Минар тем временем пришел в дом Корне. Слуга привел его на задний двор, где Корне работал на токарном станке, обтесывая крутящийся брусок дерева. Корне поднял голову, увидел посетителей, остановил станок и встал, чтобы с ними поздороваться.
— Это — господин Минар, — объявил слуга.
— Ах да, — сказал Корне. — Но, как я понимаю, это — не ваше настоящее имя.
— Совершенно верно. Добрый день, — сказал Минар и кашлянул.
— Мне было очень жаль узнать о кончине вашей бабушки, — продолжал Корне с искренним сочувствием в голосе, и Минар с ужасом подумал, что у него не повернется язык сообщить этому доброму человеку о трагической смерти Жаклин.
— По-моему, у вас в Париже живет дочь, — сказал Минар, не в силах придумать более тонкий подход к предмету его визита.
Корне кивнул:
— Умница и красавица.
Затем токарь повернулся к слуге, всем своим видом показывая, что тому пора идти восвояси. Минар видел, что слуга на что-то надеется: он глядел на Минара с видом собаки, ожидающей печенья.
— Я, конечно, награжу тебя, — сказал Минар, — но позднее.

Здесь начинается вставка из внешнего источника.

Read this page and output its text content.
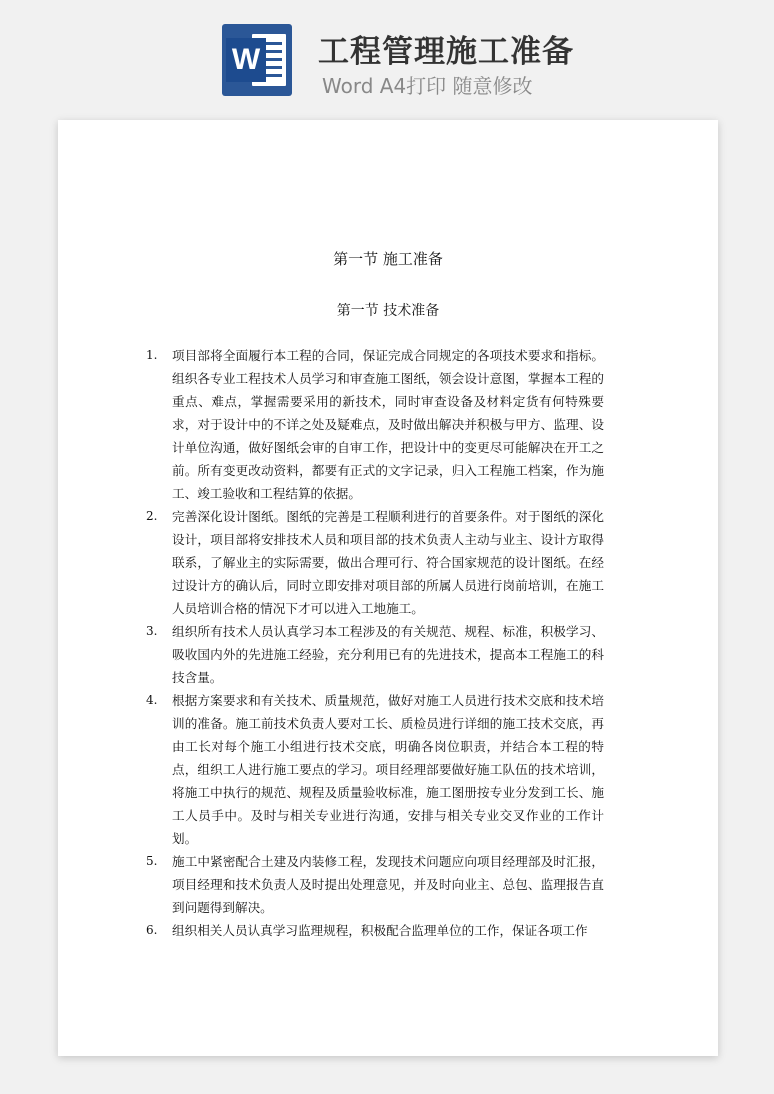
W 工程管理施工准备
Word A4打印 随意修改
第一节 施工准备
第一节 技术准备
1. 项目部将全面履行本工程的合同，保证完成合同规定的各项技术要求和指标。组织各专业工程技术人员学习和审查施工图纸，领会设计意图，掌握本工程的重点、难点，掌握需要采用的新技术，同时审查设备及材料定货有何特殊要求，对于设计中的不详之处及疑难点，及时做出解决并积极与甲方、监理、设计单位沟通，做好图纸会审的自审工作，把设计中的变更尽可能解决在开工之前。所有变更改动资料，都要有正式的文字记录，归入工程施工档案，作为施工、竣工验收和工程结算的依据。
2. 完善深化设计图纸。图纸的完善是工程顺利进行的首要条件。对于图纸的深化设计，项目部将安排技术人员和项目部的技术负责人主动与业主、设计方取得联系，了解业主的实际需要，做出合理可行、符合国家规范的设计图纸。在经过设计方的确认后，同时立即安排对项目部的所属人员进行岗前培训，在施工人员培训合格的情况下才可以进入工地施工。
3. 组织所有技术人员认真学习本工程涉及的有关规范、规程、标准，积极学习、吸收国内外的先进施工经验，充分利用已有的先进技术，提高本工程施工的科技含量。
4. 根据方案要求和有关技术、质量规范，做好对施工人员进行技术交底和技术培训的准备。施工前技术负责人要对工长、质检员进行详细的施工技术交底，再由工长对每个施工小组进行技术交底，明确各岗位职责，并结合本工程的特点，组织工人进行施工要点的学习。项目经理部要做好施工队伍的技术培训，将施工中执行的规范、规程及质量验收标准，施工图册按专业分发到工长、施工人员手中。及时与相关专业进行沟通，安排与相关专业交叉作业的工作计划。
5. 施工中紧密配合土建及内装修工程，发现技术问题应向项目经理部及时汇报，项目经理和技术负责人及时提出处理意见，并及时向业主、总包、监理报告直到问题得到解决。
6. 组织相关人员认真学习监理规程，积极配合监理单位的工作，保证各项工作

Слуга ушел с выражением негодования на лице. Корне подошел к Минару.
— С Жаклин все в порядке?
Минар попятился от дюжего мужчины.
— Да, конечно, что бы с ней могло стрястись? Да я, по правде, ничего о ней и не знаю.
Корне подозрительно нахмурился.
— Значит, вы услышали о ней в обители? — Минар не понимал, что Корне имел в виду. — Отец Бертье приложил немало усилий, чтобы устроить Жаклин на это место.
— Швеей?
Корне не сводил с Минара грозного и пристального взгляда.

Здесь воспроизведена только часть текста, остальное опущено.